When franchises change mediums

Kristoffer Hayward A&E Editor

Sometimes a series holds our interest so well we need to see the story expanded, though sometimes there’s not always a good outcome.

A good example of a series bridging media gaps and expanding their setting comes from video games. Almost every triple A title has a book series either re-telling the story covered in the games or filling the gaps in with situation before their beginnings.

Visually striking games with an action movie style such as Uncharted won’t offer a fleshed out and immersive read. Everything that makes the genre appealing rests with visual effects and snappy one-liners, not the plot.

Story rich games with an RPG (role playing game) feel to it, like Warcraft, would stand a better chance at a novelization.

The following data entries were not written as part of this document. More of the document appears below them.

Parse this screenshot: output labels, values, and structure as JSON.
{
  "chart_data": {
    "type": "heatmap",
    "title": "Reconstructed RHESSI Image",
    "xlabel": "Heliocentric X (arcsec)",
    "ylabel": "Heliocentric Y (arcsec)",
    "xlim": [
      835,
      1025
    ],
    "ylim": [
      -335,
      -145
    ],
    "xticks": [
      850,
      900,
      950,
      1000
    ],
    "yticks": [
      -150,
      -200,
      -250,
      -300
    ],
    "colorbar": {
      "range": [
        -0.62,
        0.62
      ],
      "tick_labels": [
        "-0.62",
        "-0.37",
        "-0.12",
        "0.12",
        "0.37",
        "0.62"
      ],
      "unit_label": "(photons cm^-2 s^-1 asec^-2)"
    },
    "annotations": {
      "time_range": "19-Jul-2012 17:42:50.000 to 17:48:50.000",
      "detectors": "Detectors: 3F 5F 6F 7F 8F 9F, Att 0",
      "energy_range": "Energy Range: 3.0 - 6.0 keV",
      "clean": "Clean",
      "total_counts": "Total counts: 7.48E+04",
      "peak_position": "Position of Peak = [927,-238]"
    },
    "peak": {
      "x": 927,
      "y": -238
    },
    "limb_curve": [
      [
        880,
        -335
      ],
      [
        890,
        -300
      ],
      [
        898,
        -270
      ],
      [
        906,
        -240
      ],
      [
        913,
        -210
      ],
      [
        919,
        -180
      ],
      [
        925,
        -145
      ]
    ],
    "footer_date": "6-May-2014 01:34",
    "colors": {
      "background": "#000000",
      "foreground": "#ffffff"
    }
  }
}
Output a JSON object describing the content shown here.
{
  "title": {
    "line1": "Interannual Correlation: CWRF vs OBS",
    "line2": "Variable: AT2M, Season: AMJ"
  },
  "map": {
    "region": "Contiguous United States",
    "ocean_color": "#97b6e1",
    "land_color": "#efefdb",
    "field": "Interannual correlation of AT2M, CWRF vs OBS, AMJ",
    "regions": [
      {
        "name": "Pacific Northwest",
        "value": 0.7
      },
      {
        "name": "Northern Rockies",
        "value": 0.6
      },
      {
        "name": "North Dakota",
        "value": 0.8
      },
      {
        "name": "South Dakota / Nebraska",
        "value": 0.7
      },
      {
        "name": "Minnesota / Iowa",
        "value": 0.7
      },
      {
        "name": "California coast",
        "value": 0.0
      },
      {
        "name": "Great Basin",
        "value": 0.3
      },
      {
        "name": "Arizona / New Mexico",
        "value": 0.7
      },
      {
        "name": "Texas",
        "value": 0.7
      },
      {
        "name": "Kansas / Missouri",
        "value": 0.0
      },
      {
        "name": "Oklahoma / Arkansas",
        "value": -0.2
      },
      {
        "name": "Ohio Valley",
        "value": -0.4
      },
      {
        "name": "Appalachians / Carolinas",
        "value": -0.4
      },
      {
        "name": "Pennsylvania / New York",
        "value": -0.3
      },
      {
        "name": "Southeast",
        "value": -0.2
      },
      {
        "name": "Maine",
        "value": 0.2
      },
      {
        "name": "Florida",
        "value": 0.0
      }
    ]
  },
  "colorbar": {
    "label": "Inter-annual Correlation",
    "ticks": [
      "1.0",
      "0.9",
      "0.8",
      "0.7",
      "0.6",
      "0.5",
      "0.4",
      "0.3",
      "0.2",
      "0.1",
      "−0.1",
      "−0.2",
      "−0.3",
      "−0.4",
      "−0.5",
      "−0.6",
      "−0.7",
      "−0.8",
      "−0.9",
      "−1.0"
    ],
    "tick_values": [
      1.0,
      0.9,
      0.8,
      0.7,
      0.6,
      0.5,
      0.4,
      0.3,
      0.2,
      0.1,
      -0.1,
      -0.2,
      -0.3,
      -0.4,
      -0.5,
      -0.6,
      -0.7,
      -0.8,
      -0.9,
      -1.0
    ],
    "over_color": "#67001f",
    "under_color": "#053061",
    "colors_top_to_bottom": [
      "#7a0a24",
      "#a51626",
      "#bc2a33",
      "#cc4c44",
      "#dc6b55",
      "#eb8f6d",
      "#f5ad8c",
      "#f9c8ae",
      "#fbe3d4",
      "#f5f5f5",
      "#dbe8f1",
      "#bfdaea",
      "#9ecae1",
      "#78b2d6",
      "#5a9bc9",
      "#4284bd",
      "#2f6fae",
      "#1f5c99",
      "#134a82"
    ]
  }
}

The elements of world lore and society would translate into depth in the story, easily immersing a reader.

When a game is very good, it’s natural to want to see more of what made it great. For Mass Effect, the books tie in tightly with the trilogy of video games to create an expansive setting with remarkable depth.

Other times, the books don’t make so much sense when paired with the video game they come from. The Gears of War franchise offers a visceral and bloody war with a rather grim and base setting. The books take most of this, though without the eye-candy to keep the story from being the focal point, the novels leave a lot to be desired.

Be discerning with the game origin books, stay away from the flashy over the top styled games. Try and choose between the series you know has a deep base story to work from. Mass Effect, Warhammer 40,000, and Dungeons and Dragons are deep examples to pick. Resident Evil, Uncharted and Gears of War are shallower examples and may not have the punch the original titles had.